Mme [O] [R] a sollicité la réinscription de l’affaire, le 21 janvier 2022.
Par jugement contradictoire du 07 mars 2023, le conseil de prud’hommes de Nîmes a :
‘- dit que l’instance est éteinte par la péremption ;
– dit que la demande de Mme [O] [R] est irrecevable ;
– dit que la demanderesse conservera la charge des dépens qu’elle a exposés ;
– débouté la SARL [E] Comptabilité Conseil au titre de l’article 700 du code de procédure civile.’
Par acte du 05 avril 2023, Mme [R] a régulièrement interjeté appel de cette décision qui lui a été notifiée le 13 mars 2023.
En l’état de ses dernières écritures en date du 03 juillet 2023, la salariée demande à la cour de :
‘Statuant sur l’appel formé par Mme [O] [R], à l’encontre de la décision rendue le 7 mars 2023 par le Conseil de Prud’hommes de NIMES,
Le déclarant recevable et bien fondé,
Y faisant droit,
Infirmer la décision entreprise en ce qu’elle a :
Dit que l’instance est éteinte par la péremption;
Dit que la demande de Mme [R] [O] est irrecevable;
Dit que la demanderesse conservera la charge des dépens qu’elle a exposés.
Statuant à nouveau,
JUGER n’y avoir lieu à péremption d’instance,
DECLARER ET PRONONCER la recevabilité de la demande de Mme [O] [R],
CONDAMNER la SARL [E] COMPTABILITE CONSEIL à régler à Mme [O] [R] la somme de 21.924 euros au titre de la revalorisation de sa qualification outre 2192 euros de congés payés afférents
Subsidiairement,
REQUALIFIER le contrat de travail de Mme [R] en contrat de travail à temps plein et lui allouer de ce chef la somme de 16.548 euros outre 1654 euros de congés payés afférents,
CONSTATER la situation de dissimulation d’activité de Mme [R] et lui allouer les sommes de :
– 38.940 euros au titre des rappels de salaires pour la période de janvier 2011 à août 2012,
– 12.306 euros au titre de l’indemnité forfaitaire de travail dissimulé
CONDAMNER la SARL [E] COMPTABILITE CONSEIL aux paiements desdites sommes.
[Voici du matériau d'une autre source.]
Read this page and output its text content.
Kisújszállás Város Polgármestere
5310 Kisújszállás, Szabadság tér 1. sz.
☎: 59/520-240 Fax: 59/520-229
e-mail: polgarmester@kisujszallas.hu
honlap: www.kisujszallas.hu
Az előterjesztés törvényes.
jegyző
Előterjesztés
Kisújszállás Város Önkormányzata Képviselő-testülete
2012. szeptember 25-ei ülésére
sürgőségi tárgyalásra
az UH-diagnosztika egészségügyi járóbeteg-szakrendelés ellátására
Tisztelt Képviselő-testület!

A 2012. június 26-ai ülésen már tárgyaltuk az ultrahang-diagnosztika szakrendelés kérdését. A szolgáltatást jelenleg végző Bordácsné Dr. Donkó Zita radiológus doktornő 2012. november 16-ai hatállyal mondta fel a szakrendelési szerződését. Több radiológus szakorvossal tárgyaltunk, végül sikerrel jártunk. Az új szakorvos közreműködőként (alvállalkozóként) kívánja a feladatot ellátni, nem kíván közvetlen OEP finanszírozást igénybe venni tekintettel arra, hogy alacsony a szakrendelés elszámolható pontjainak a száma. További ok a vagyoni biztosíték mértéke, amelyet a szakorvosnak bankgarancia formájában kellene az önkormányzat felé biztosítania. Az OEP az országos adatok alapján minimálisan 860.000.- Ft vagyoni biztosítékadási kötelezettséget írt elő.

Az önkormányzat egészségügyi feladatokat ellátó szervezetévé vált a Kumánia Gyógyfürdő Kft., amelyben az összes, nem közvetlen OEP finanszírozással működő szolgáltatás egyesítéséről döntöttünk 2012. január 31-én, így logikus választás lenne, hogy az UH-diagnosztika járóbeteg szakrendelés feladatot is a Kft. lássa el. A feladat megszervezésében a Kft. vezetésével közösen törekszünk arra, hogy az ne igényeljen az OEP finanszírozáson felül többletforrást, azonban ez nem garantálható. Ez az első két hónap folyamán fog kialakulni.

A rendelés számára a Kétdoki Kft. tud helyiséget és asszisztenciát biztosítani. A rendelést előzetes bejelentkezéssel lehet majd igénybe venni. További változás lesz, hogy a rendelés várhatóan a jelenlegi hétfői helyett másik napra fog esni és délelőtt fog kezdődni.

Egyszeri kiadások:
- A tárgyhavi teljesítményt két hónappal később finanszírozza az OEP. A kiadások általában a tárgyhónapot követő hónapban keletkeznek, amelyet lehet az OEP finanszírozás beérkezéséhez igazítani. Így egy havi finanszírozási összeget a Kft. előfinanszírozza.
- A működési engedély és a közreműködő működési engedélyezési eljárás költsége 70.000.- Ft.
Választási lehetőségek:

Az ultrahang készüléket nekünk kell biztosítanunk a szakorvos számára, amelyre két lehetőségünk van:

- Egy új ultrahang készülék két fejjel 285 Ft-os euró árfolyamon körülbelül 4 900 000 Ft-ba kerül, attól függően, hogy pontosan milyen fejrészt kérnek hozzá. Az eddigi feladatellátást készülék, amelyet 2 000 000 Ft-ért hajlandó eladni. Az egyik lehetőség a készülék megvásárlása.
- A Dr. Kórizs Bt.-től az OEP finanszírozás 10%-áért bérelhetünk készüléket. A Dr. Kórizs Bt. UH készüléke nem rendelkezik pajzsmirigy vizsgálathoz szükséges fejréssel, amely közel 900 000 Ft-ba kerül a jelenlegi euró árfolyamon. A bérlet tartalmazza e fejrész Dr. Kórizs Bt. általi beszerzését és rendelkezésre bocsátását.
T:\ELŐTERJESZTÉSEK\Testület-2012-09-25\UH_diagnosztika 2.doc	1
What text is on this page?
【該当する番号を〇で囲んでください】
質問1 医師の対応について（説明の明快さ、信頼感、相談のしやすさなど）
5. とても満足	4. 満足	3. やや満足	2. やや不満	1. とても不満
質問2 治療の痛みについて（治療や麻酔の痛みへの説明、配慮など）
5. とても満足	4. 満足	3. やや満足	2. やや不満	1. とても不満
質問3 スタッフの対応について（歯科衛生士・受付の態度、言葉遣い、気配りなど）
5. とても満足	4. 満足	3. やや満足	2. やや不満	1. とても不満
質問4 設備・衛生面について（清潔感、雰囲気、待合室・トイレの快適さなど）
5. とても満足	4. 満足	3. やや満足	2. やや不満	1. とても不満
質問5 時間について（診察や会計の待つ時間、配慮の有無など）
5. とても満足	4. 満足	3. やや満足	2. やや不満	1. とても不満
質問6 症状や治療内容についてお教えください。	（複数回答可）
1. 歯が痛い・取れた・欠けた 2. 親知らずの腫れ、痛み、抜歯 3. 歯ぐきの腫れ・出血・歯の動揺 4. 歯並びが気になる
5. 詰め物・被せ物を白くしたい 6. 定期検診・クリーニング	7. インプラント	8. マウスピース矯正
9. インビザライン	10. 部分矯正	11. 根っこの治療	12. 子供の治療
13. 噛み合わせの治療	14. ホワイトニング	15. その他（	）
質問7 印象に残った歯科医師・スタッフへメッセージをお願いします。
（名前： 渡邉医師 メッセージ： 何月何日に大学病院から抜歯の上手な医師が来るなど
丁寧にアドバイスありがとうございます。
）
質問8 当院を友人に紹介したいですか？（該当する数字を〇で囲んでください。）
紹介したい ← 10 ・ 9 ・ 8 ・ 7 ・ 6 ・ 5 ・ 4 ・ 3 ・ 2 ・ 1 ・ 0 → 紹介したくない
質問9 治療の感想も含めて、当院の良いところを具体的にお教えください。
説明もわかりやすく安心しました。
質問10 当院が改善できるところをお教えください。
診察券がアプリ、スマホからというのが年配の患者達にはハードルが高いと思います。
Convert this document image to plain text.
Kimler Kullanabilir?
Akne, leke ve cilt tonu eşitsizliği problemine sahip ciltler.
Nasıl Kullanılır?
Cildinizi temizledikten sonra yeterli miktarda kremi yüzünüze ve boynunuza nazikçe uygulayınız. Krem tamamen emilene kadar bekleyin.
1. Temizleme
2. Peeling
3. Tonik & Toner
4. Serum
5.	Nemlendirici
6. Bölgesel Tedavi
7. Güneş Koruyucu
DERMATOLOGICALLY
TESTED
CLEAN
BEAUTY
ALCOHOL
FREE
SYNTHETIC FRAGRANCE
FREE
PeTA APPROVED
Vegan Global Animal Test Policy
CONDAMNER la SARL [E] COMPTABILITE CONSEIL à régler à Mme [O] [R] la somme de 8204 euros outre 820 euros de congés payés afférents au titre des salaires dûs durant la période de protection résultant de l’état de grossesse de la salariée.
CONDAMNER la SARL [E] COMPTABILITE CONSEIL à régler à Mme [O] [R] la somme de 10.000 euros au titre de l’exécution déloyale du contrat de travail.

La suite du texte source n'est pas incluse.